Istituite quasi
vent’anni fa, l’addizionale regionaleall’IRPEF e la sua inseparabile compagna, l’addizionale comunale, non
presentano eccessive difficoltà di calcolo;
questo accade più che altro perché la loro base imponibile deriva direttamente
dall’imposta sul reddito delle persone fisiche, e pertanto tutte le
complicazioni si annidano semmai in quella sede. Ma una volta che è stato
individuato il reddito imponibile ai
fini IRPEF, lo stesso valore vale anche ai fini delle addizionali.
Nel dettaglio, si
tratta di sommare tutti i redditi soggetti a IRPEF formati nelle singole
categorie e dal risultato lordo dedurre il valore fondiario attribuito all’abitazione
principale nonché le varie categorie di oneri deducibili, come i contributi
previdenziali.
È a questo punto
che la strada dell’IRPEF e delle addizionali si biforca: mentre infatti per la
prima entra in gioco un’autentica giungla di detrazioni ad abbattere la base
imponibile, per le seconde non accade nulla di tutto questo. Pertanto, le spese
sanitarie o quelle per ristrutturazioni edilizie, giusto per fare due esempi,
non hanno alcun rilievo ai fini delle addizionali.

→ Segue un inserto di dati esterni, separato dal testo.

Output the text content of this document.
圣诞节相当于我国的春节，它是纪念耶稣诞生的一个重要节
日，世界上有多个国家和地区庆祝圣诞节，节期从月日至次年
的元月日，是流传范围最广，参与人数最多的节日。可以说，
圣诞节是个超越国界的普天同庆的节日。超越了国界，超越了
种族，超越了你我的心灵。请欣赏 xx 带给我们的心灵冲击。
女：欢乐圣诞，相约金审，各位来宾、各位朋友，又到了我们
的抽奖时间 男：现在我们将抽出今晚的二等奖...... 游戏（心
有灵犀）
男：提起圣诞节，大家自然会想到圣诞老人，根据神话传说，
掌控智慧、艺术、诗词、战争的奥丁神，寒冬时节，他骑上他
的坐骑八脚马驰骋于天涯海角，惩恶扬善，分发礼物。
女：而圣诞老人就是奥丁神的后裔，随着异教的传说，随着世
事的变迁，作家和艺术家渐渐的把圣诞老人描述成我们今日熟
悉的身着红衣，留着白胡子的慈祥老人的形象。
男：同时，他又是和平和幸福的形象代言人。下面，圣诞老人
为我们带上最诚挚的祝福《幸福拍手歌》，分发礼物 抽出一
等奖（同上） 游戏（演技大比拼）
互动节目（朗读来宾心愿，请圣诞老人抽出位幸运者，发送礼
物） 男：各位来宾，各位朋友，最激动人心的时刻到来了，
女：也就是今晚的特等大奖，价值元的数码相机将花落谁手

Il calcolo dell’addizionale regionale, a questo punto,
è facilissimo: si tratta di moltiplicare
la base imponibile per l’aliquota deliberata dalla Regione. Allo stato
attuale l’aliquota massima consentita dalla legge è pari all’1,23%, ma bisogna considerare che già
oggi a molte Regioni è consentita a titolo straordinario una maggiorazione percentuale:
si tratta degli enti che presentano squilibri nei conti del sistema sanitario, fra
cui spiccano Campania, Calabria e Molise con l’aliquota record del 2,03%. Si
consideri poi che, a fronte del taglio dei trasferimenti statali, l’ipotesi
allo studio è di elevare il tetto massimo dell’aliquota regionale standard al
3,33% (maggiorazioni per squilibri sanitari a parte). Bene chiarire, infine,
che molte Regioni non prevedono un’aliquota unica bensì tassi crescenti in
funzione degli scaglioni di reddito.
Il discorso è
simile per l’addizionale comunale,
ma qualche differenza c’è. Innanzitutto, l’aliquota massima consentita dalla
legge è oggi dello 0,8% e non sono
previsti suoi futuri aumenti, almeno per il momento. Segnaliamo comunque che
per la città di Roma, data la sua specificità, è consentita come aliquota
massima lo 0,9%, effettivamente applicata dall’amministrazione capitolina per i
redditi superiori a 10.000 euro. La base
imponibile è la medesima dell’addizionale regionale, e anche in questo caso
molti enti prevedono aliquote differenziate per scaglioni di reddito (per le fasce
più basse è anzi prevista spesso l’esenzione dall’imposta).
La vera differenza
con l’addizionale regionale sta nel meccanismo di versamento: mentre per quest’ultima
esso avviene esclusivamente a saldo, per l’addizionale comunale il meccanismo
prevede anche un acconto. Pertanto,
nel 2014 i contribuenti italiani hanno versato l’intera addizionale regionale e
il saldo dell’addizionale comunale sul 2013, nonché l’acconto dell’addizionale
comunale sul 2014. Il meccanismo di
calcolo dell’acconto sta per andare verso una profonda semplificazione: dal
2015 esso sarà infatti pari al 30% del totale dell’imposta calcolato per l’anno
precedente, senza dunque più andare a controllare eventuali cambi d’aliquota
deliberate nel frattempo dai Comuni.
È comunque
consentito l’utilizzo del metodo
previsionale, e si può dunque ridurre spontaneamente l’acconto in funzione
del reddito che si prevede effettivamente di realizzare per l’anno in corso.